Microsoft chce, by wbudowany w Windows 10 Windows Defender był doskonalszym narzędziem ochronnym. Ma zabezpieczać nasze maszyny nie tylko przed wirusami, ale przed atakami hakerów czy cyberprzestępców.
Przeczytaj też: Ci "geniusze" wpadli, bo oglądali... specyficzne filmy
Jak wyjaśnia CNN Windows Defender będzie teraz analizował dane pochodzące z miliarda urządzeń z Windows, milionów przeanalizowanych stron i plików. To ma pomóc w wykryciu, że rozpoczyna się atak, dzięki czemu użytkownika będzie można szybko ostrzec. A czas, na przykład w przypadku ransomware, ma kluczowe znaczenie, bo ten wirus potrzebuje godzin na zaszyfrowanie plików.
Defender będzie też ostrzegać przed urządzeniami, które nagle znalazły się w sieci.
Dlaczego Microsoft uważa, że nowy Windows Defender będzie lepszym narzędziem chroniącym przed atakiem?

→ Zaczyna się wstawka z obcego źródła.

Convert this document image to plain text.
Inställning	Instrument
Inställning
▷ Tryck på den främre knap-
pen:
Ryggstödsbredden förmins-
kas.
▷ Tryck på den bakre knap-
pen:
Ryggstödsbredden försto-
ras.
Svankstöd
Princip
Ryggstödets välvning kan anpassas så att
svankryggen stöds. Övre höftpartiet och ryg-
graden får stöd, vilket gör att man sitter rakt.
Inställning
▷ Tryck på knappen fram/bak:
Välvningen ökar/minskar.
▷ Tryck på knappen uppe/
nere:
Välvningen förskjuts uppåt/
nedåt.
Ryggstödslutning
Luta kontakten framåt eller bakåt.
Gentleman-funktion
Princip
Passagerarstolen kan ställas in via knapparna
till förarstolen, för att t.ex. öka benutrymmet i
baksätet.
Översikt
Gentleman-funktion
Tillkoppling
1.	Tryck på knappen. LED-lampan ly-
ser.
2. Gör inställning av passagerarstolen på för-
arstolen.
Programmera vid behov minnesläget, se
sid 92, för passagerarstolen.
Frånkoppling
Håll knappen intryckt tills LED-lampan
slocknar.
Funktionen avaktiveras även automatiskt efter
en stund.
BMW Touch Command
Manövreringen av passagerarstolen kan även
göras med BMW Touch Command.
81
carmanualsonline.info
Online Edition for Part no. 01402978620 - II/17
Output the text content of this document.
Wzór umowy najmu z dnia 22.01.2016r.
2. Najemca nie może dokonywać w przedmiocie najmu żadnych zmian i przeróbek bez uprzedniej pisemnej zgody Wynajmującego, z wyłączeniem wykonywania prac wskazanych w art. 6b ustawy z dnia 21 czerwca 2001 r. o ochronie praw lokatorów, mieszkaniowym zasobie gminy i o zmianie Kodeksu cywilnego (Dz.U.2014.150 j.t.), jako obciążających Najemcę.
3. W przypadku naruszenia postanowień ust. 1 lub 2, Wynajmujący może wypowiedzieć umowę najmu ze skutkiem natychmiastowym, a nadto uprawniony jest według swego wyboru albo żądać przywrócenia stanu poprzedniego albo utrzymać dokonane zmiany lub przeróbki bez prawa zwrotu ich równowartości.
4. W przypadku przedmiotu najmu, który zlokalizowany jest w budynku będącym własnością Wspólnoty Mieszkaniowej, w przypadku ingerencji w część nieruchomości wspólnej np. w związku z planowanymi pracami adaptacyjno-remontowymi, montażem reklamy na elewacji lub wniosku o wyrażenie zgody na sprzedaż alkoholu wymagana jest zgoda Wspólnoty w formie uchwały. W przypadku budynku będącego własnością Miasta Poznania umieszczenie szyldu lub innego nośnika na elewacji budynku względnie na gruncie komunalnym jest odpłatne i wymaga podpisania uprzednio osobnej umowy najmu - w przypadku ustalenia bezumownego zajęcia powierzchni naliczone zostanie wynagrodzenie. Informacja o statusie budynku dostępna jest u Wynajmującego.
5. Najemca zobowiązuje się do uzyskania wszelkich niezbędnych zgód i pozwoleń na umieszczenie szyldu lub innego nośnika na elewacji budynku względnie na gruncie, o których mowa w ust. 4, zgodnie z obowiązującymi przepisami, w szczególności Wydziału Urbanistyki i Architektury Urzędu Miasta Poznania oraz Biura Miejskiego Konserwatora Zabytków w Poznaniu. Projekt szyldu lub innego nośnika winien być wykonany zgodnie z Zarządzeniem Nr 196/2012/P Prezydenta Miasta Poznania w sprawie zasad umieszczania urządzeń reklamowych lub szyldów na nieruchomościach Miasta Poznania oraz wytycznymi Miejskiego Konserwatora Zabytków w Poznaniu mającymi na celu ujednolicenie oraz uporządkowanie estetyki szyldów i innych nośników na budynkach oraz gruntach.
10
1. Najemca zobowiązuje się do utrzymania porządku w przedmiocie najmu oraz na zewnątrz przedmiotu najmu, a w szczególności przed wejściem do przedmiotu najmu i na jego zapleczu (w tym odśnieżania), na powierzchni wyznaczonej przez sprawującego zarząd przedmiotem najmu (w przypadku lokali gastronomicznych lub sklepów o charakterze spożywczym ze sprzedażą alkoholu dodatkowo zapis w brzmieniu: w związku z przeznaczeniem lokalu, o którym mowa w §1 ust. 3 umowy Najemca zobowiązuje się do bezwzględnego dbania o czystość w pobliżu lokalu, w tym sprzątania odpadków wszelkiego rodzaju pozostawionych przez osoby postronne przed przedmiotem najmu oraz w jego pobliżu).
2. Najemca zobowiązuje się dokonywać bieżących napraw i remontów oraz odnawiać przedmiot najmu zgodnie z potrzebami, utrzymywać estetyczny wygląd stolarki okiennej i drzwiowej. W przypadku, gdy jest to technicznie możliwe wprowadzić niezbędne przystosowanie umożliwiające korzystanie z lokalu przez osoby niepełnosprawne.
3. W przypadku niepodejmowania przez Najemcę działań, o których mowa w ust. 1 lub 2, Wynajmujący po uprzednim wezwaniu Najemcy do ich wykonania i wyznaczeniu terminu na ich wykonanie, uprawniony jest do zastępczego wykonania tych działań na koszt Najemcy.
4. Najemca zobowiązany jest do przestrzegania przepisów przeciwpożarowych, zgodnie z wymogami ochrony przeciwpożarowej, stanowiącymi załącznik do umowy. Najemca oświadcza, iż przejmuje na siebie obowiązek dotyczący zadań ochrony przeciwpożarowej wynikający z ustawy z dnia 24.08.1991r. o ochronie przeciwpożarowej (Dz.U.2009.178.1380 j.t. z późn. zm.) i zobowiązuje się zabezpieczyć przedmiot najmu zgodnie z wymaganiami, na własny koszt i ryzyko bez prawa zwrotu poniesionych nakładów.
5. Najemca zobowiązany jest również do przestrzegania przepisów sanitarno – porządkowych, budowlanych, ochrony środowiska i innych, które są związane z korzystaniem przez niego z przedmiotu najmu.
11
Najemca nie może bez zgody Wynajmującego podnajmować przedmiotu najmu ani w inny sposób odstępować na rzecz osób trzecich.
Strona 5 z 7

W tej chwili hakerzy i cyberprzestępcy buszują w komputerach zaatakowanych firm średnio... 200 dni, nim zostaną "zauważeni".
Czy Microsoft stworzył prawdziwy bat na hakerów? Miejmy nadzieję, że skutecznie utrudni życie tym, którzy chcą penetrować zasoby naszych komputerów.